Writings by Western Icelandic Women
Description
Contains Photos, Bibliography
$18.95
ISBN 0-88755-641-8
DDC C810.8'09287
Publisher
Year
Contributor
Lynn Szabo is an assistant professor of English at Trinity Western
University in Langley, B.C.
Review
This anthology of short stories and poems spans 75 years of writings by
Western Icelandic women who settled in North America after 1870. Its
contributors include Undina, important for the psychological geography
of her poetry; and Laura Goodman Salverson, the first Canadian author to
receive the Governor General’s Award in two literary categories.
Jakobina Johnson, Helen Sveinbjornsson, and Gudrin Finnsdottir are other
key contributors. The editor and translator, Kirsten Wolf, contends that
the writings of these women “stand in their own right as
socio-historical documents that play against a background of the
development of women as legitimate voices [in the period they
represent].”
The book’s introduction provides a clear and fascinating account of
Icelandic immigrants. Professor Wolf, who chairs Icelandic language and
literature at the University of Manitoba, also provides a concise and
insightful biography for each of the contributors, along with persuasive
and careful explanations of her translations.
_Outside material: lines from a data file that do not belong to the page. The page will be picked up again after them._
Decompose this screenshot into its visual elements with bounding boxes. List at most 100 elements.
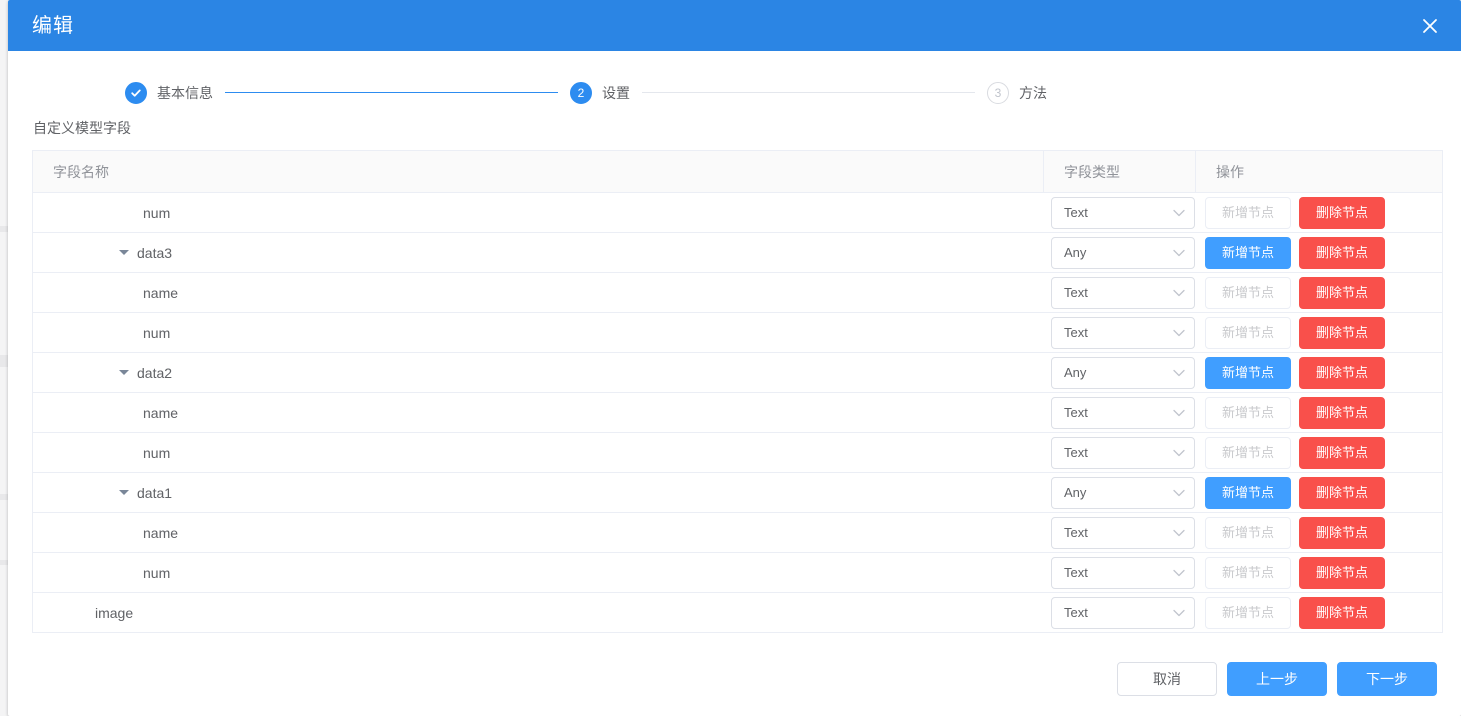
step-method[interactable]: 3 方法	[987, 81, 1047, 104]
field-type-select[interactable]: Text	[1051, 596, 1195, 629]
field-name-label-wrap: name	[143, 405, 178, 421]
section-title: 自定义模型字段	[33, 120, 131, 136]
field-name-cell: data3	[33, 233, 1043, 272]
step-label: 方法	[1019, 84, 1047, 101]
table-body: num Text 新增节点 删除节点 data3 Any 新增节点 删除节点 name Text 新…	[33, 193, 1442, 633]
field-name-label-wrap: name	[143, 285, 178, 301]
field-name-text: num	[143, 324, 171, 341]
field-type-select[interactable]: Text	[1051, 556, 1195, 589]
table-row: data2 Any 新增节点 删除节点	[33, 353, 1442, 393]
add-node-button: 新增节点	[1205, 596, 1291, 629]
column-header-field-name: 字段名称	[53, 163, 109, 180]
field-name-cell: data2	[33, 353, 1043, 392]
field-type-select[interactable]: Text	[1051, 396, 1195, 429]
delete-node-button[interactable]: 删除节点	[1299, 436, 1385, 469]
field-type-value: Text	[1064, 325, 1088, 340]
field-type-value: Text	[1064, 525, 1088, 540]
delete-node-button[interactable]: 删除节点	[1299, 316, 1385, 349]
delete-node-button[interactable]: 删除节点	[1299, 196, 1385, 229]
add-node-button: 新增节点	[1205, 196, 1291, 229]
add-node-button[interactable]: 新增节点	[1205, 236, 1291, 269]
step-connector-2	[642, 92, 975, 93]
field-type-select[interactable]: Any	[1051, 236, 1195, 269]
step-number-badge: 3	[987, 81, 1009, 104]
field-type-select[interactable]: Text	[1051, 316, 1195, 349]
delete-node-button[interactable]: 删除节点	[1299, 396, 1385, 429]
field-type-cell: Text	[1043, 193, 1195, 232]
check-icon	[125, 81, 147, 104]
field-name-cell: num	[33, 193, 1043, 232]
field-name-text: num	[143, 444, 171, 461]
field-type-cell: Text	[1043, 273, 1195, 312]
field-type-select[interactable]: Text	[1051, 516, 1195, 549]
table-row: num Text 新增节点 删除节点	[33, 313, 1442, 353]
add-node-button: 新增节点	[1205, 276, 1291, 309]
field-type-select[interactable]: Any	[1051, 476, 1195, 509]
step-basic-info[interactable]: 基本信息	[125, 81, 213, 104]
operations-cell: 新增节点 删除节点	[1195, 273, 1442, 312]
field-type-cell: Text	[1043, 553, 1195, 592]
chevron-down-icon	[1172, 246, 1186, 260]
delete-node-button[interactable]: 删除节点	[1299, 356, 1385, 389]
chevron-down-icon	[1172, 606, 1186, 620]
operations-cell: 新增节点 删除节点	[1195, 193, 1442, 232]
caret-down-icon[interactable]	[119, 490, 129, 495]
add-node-button[interactable]: 新增节点	[1205, 476, 1291, 509]
field-name-label-wrap: num	[143, 565, 170, 581]
field-name-cell: name	[33, 513, 1043, 552]
field-type-cell: Any	[1043, 353, 1195, 392]
operations-cell: 新增节点 删除节点	[1195, 473, 1442, 512]
field-type-cell: Any	[1043, 473, 1195, 512]
field-name-label-wrap: num	[143, 445, 170, 461]
table-row: num Text 新增节点 删除节点	[33, 553, 1442, 593]
delete-node-button[interactable]: 删除节点	[1299, 516, 1385, 549]
field-type-value: Any	[1064, 245, 1087, 260]
table-row: image Text 新增节点 删除节点	[33, 593, 1442, 633]
field-name-text: name	[143, 404, 179, 421]
field-name-text: image	[95, 604, 134, 621]
delete-node-button[interactable]: 删除节点	[1299, 236, 1385, 269]
field-type-cell: Text	[1043, 593, 1195, 632]
table-row: name Text 新增节点 删除节点	[33, 273, 1442, 313]
caret-down-icon[interactable]	[119, 250, 129, 255]
caret-down-icon[interactable]	[119, 370, 129, 375]
add-node-button: 新增节点	[1205, 436, 1291, 469]
chevron-down-icon	[1172, 366, 1186, 380]
field-type-select[interactable]: Any	[1051, 356, 1195, 389]
operations-cell: 新增节点 删除节点	[1195, 313, 1442, 352]
field-type-value: Text	[1064, 565, 1088, 580]
field-type-value: Text	[1064, 405, 1088, 420]
field-name-text: num	[143, 204, 171, 221]
chevron-down-icon	[1172, 526, 1186, 540]
cancel-button[interactable]: 取消	[1117, 662, 1217, 696]
field-type-select[interactable]: Text	[1051, 276, 1195, 309]
table-header-row: 字段名称 字段类型 操作	[33, 151, 1442, 193]
field-type-select[interactable]: Text	[1051, 196, 1195, 229]
delete-node-button[interactable]: 删除节点	[1299, 276, 1385, 309]
close-icon[interactable]	[1399, 0, 1461, 51]
field-type-cell: Text	[1043, 513, 1195, 552]
chevron-down-icon	[1172, 486, 1186, 500]
step-connector-1	[225, 92, 558, 93]
delete-node-button[interactable]: 删除节点	[1299, 596, 1385, 629]
step-wizard: 基本信息 2 设置 3 方法	[125, 51, 1047, 110]
table-row: name Text 新增节点 删除节点	[33, 393, 1442, 433]
dialog-title: 编辑	[32, 14, 74, 37]
step-label: 基本信息	[157, 84, 213, 101]
step-settings[interactable]: 2 设置	[570, 81, 630, 104]
field-type-select[interactable]: Text	[1051, 436, 1195, 469]
step-label: 设置	[602, 84, 630, 101]
delete-node-button[interactable]: 删除节点	[1299, 556, 1385, 589]
field-name-label-wrap: data1	[119, 485, 172, 501]
table-row: name Text 新增节点 删除节点	[33, 513, 1442, 553]
delete-node-button[interactable]: 删除节点	[1299, 476, 1385, 509]
field-type-value: Any	[1064, 485, 1087, 500]
field-name-cell: image	[33, 593, 1043, 632]
next-step-button[interactable]: 下一步	[1337, 662, 1437, 696]
step-number-badge: 2	[570, 81, 592, 104]
add-node-button[interactable]: 新增节点	[1205, 356, 1291, 389]
previous-step-button[interactable]: 上一步	[1227, 662, 1327, 696]
field-name-label-wrap: name	[143, 525, 178, 541]
operations-cell: 新增节点 删除节点	[1195, 553, 1442, 592]
table-row: data1 Any 新增节点 删除节点	[33, 473, 1442, 513]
Many of the poems in the anthology exhibit an eloquent and elevated
language that suggests interesting parallels with that of English
literature of the same period. The stories depict with great
authenticity the legendary struggles of immigrant women of many origins
and destinations in late–19th-century North America.
Occasionally, the translation transgresses the narrative voice, as does
unevenness in the register of the characters’ speech. Nevertheless,
for those who seek to understand Icelandic roots in North America, this
is an important and valuable collection.